Two points of irony:
1) I’m leaving England on the nicest day we’ve had so far: sunny, mild, NO RAIN.
2) The food I chose to buy for an early lunch was a feta salad, which is retarded because shopska salata is literally going to be served every day, or so I hope. I also bought grapes and a stick of delicious Wensleydale for £1,50 so there’s that too. I like food.
I just opened the door of the plane toilet because it was green and said VACANT and a Bulgarian woman hastily hiked up her oversized panties. I shouted SAZHALIAVAM at her and closed the door. This sort of thing happens from time to time…? On the inside of the door, the sign for locking is in English and Polish but what kind of retard doesn’t lock the door?!
The plane ride was spent reading the WizzAir inflight magazine in English and Polish, looking at the Alps we flew over, and trying to ignore the smell of the feet of the woman next to me. She took off her shoes for the 3-4 hours. Ick.

After one of the smoothest landings I’ve ever experienced, the majority of the plane clapped and cheered. ‘New experience?’ I thought simultaneously with ‘What the fuuuuhhhh?’ I think I had the ‘white people grin’ on my face as we were transported from the tarmac into Varna airport itself. It had to be at least 85ºF.
Zhas was waiting for me at Arrivals and I’m pretty sure we both had a moment like “IS THIS REAL LIFE?”

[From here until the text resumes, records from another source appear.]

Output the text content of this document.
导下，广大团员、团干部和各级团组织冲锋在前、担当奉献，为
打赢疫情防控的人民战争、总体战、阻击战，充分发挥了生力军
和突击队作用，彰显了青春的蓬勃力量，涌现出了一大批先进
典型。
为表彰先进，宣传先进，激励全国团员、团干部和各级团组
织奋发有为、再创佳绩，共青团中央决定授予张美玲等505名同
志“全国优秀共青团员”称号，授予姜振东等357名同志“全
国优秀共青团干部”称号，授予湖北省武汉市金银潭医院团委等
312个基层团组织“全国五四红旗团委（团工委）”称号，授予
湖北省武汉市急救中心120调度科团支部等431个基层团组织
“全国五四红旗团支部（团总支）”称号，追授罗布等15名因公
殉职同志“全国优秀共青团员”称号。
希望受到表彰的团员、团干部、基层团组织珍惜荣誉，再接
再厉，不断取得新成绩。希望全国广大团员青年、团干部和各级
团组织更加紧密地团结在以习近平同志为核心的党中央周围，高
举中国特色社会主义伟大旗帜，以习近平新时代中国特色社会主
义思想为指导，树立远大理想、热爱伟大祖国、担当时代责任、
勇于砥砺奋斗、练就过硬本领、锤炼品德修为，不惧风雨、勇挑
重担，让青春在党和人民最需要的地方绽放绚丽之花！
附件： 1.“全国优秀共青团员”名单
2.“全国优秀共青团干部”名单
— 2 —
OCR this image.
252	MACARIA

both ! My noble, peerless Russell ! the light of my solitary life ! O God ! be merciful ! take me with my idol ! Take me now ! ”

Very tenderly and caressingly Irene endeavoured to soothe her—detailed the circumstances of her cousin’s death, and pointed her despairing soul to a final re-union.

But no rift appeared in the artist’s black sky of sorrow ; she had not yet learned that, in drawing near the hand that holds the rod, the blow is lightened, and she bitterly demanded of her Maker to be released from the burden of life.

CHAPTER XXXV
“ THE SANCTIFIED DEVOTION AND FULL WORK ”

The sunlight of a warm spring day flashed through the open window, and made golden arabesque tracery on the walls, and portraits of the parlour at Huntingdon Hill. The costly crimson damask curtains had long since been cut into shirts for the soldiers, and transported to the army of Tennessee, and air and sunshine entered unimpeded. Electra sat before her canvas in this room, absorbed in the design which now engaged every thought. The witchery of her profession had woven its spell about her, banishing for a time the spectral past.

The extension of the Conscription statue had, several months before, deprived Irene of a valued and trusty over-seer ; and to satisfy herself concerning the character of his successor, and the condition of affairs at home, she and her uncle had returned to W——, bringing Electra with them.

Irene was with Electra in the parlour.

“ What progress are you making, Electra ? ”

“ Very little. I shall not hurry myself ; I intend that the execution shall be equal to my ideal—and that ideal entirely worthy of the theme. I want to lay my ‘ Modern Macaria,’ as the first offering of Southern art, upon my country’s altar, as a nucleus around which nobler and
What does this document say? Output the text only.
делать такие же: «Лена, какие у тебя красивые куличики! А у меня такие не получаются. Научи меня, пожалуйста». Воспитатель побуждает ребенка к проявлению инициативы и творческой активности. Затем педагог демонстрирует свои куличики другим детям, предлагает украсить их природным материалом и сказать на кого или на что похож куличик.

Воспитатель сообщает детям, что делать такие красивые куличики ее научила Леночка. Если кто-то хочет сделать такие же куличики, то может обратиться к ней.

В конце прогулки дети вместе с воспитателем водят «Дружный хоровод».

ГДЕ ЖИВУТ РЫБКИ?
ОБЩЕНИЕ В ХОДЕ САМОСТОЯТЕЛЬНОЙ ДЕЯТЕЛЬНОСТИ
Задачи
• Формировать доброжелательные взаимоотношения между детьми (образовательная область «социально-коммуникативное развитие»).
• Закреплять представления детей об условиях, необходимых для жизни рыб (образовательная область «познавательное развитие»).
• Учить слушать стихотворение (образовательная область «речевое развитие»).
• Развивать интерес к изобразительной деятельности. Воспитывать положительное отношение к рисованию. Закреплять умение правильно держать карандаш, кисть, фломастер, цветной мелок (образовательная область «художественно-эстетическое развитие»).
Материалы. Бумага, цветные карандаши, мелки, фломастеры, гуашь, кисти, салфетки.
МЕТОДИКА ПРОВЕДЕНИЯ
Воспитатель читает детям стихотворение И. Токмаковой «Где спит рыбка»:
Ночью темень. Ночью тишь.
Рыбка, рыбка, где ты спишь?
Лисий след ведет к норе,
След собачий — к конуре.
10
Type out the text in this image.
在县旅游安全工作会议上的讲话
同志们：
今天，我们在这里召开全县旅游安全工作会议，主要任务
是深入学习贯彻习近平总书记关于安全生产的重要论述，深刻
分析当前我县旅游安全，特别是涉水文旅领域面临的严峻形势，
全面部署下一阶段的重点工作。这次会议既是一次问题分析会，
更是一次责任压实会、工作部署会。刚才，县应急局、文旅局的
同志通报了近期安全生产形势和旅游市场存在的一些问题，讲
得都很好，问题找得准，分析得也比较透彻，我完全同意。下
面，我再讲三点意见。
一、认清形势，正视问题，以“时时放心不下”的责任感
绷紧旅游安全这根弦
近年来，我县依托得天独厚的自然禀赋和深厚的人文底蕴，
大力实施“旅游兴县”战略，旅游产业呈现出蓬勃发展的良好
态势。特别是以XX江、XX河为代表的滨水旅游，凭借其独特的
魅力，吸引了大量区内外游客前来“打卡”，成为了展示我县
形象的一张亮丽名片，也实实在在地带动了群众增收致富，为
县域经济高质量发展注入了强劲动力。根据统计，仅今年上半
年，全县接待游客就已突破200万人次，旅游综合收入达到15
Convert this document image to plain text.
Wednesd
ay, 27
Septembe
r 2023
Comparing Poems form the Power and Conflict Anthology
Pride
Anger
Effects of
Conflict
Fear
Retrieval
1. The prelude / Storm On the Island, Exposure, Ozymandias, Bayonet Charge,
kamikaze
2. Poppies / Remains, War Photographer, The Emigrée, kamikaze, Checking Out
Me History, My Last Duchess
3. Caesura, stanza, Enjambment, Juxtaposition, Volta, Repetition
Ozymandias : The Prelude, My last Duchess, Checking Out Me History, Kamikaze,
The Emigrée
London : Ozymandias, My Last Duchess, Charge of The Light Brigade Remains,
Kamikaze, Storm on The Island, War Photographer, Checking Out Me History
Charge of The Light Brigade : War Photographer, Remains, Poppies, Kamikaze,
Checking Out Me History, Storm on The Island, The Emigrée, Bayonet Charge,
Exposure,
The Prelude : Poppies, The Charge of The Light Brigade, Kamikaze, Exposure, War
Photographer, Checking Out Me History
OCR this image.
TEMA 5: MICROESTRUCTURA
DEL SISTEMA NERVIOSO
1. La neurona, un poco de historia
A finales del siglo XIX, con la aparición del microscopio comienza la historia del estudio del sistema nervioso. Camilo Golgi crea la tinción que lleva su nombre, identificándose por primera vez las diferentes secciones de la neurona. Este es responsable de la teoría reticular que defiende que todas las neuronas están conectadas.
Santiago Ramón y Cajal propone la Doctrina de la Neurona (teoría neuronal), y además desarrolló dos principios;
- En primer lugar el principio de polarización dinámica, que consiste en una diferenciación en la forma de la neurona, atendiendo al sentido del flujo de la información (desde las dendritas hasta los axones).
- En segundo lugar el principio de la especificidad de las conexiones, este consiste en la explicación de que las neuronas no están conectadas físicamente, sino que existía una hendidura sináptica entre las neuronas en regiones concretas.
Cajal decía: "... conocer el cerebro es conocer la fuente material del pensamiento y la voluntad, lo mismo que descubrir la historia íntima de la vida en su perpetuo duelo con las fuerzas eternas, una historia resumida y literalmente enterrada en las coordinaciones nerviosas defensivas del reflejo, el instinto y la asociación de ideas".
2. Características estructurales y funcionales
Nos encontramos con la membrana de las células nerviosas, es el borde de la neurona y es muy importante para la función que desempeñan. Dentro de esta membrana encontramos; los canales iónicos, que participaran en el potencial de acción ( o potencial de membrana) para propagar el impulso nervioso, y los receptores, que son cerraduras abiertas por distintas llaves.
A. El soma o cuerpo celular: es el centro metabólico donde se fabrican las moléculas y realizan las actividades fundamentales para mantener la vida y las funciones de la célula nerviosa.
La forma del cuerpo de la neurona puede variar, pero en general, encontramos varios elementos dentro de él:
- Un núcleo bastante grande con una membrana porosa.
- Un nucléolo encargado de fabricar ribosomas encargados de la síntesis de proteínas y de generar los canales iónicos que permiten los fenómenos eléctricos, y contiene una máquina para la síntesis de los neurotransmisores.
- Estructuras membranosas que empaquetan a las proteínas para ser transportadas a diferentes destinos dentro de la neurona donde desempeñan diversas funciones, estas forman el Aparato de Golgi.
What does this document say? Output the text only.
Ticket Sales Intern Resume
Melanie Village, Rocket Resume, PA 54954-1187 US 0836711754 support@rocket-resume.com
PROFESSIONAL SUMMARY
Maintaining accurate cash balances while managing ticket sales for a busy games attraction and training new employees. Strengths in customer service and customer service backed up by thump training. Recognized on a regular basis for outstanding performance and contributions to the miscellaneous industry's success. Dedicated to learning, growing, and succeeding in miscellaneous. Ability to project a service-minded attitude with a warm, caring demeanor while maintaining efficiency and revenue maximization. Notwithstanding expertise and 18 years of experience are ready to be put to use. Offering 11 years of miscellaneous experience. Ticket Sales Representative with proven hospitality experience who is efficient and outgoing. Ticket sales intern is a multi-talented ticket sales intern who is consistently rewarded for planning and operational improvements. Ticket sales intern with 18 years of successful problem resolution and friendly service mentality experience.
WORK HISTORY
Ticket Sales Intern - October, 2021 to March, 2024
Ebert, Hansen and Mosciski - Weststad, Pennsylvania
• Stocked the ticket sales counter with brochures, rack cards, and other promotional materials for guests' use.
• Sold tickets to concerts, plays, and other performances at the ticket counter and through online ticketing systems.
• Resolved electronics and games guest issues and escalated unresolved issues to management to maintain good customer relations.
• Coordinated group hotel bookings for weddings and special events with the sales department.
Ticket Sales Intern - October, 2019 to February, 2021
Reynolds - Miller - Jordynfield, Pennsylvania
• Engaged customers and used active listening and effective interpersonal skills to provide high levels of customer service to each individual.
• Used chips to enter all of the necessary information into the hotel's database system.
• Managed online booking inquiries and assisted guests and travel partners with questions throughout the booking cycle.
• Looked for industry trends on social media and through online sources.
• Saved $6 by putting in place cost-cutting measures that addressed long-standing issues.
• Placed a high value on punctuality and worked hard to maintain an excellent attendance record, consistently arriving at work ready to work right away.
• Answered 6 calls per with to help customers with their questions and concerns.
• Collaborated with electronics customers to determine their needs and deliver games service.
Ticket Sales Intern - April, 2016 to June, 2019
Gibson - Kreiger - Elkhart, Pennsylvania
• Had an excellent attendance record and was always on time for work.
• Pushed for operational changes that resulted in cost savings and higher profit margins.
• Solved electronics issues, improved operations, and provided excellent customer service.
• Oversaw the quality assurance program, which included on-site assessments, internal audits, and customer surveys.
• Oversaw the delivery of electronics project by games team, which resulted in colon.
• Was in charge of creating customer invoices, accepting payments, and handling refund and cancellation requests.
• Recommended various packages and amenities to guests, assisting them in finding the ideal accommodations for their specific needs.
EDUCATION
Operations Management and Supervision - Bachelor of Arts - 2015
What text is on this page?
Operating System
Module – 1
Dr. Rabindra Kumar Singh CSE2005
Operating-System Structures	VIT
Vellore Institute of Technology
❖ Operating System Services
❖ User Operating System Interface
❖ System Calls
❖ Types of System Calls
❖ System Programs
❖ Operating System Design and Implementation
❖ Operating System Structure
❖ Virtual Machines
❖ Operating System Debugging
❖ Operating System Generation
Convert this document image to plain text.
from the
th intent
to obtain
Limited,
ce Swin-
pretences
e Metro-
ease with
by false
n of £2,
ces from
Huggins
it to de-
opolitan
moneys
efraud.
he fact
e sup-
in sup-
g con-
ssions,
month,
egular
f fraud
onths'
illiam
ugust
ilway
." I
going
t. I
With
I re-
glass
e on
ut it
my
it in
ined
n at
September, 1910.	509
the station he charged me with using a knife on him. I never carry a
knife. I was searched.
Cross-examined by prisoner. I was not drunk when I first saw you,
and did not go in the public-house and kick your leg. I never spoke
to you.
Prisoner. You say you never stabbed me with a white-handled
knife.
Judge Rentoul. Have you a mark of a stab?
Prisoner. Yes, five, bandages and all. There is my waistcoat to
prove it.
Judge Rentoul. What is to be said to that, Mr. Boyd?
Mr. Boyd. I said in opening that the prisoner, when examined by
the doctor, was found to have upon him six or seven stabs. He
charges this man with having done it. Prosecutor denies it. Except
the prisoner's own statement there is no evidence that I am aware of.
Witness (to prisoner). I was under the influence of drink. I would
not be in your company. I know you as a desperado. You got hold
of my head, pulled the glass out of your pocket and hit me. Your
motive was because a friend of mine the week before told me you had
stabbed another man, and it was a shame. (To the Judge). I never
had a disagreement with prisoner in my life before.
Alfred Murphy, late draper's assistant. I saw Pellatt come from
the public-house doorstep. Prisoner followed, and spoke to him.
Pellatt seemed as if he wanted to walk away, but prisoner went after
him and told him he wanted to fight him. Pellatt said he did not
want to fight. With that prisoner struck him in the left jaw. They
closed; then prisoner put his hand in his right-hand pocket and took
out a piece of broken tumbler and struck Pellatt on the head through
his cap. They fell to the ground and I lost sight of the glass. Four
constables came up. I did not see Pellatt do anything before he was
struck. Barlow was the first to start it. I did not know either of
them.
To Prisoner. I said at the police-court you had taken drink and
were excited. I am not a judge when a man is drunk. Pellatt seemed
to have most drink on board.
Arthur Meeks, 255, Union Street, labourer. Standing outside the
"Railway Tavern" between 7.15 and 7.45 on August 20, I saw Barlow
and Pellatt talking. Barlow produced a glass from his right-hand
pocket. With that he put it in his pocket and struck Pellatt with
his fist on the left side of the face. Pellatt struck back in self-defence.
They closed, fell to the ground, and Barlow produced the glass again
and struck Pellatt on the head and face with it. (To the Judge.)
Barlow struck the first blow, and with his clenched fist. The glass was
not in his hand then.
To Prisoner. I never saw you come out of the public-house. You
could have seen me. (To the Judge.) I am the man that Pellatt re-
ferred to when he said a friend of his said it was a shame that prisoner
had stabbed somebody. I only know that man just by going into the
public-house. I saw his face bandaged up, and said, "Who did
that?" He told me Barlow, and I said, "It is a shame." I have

The majority of her family lives in the same building on this crazily narrow street. I was introduced to her father and her grandparents with what seemed like a great success. Having only learned it the night before, I did my best to stammer out “I’m pleased to meet you” which incidentally is one of the most complicated sentences ever. Her grandparents are the cutest people ever and her dad is not only great, but EXCELLENT.

Dinner was an enormous affair of mixed nuts, meats, cheese, and multiple salads all over the table. Lukanka, soujouk, chicken filet, two types of feta, kashkaval, olives, Shopska salata, Russian salad, rakiya, orange juice, tropical juice, soda, chianti, dessert wine, etc… And then Mama Ves was like, “Ok, entree time = chicken with mushrooms and gravy!” I learned that the word for ‘mushroom’ (‘guba’) is also the word for ‘sponge.’ After that, there was ice cream cake to finish it off.

Despite feeling like the fattest person in the world, I wanted to go out and see Bulgaria’s Thursday night-life. We walked out the building and into the streets of Varna, to my general disbelief. Actually, it was pretty deserted but there were fair amounts of people by the seaside. I think my first impression was a not-quite-lucid “Shiiiiiit.” We stopped at a place called Punta Cana, although I couldn’t remember the name of it until the next time we would be around there… Anyway. We sat down on a covered couch with curtains right by the sea and I encountered my first entirely Bulgarian menu. Luckily, I can read the Cyrillic and a lot of the alcohol has the same name. (Gin is spelled sort of like ‘djin’ because there’s no j sound.)
The two of us ordered what turned out to be gross cocktails– mine was a big gay colorful cocktail of rum and cherries. Zhas had an icky drink with Drambuie in it because we didn’t know what it tasted like and neither did the waitress. We toasted to being in Bulgaria and I watched the sea change colors under the lights of the chalga/barbecue tavern place next door.

The rest of the night was pretty uneventful, but I woke up the next day, laughing.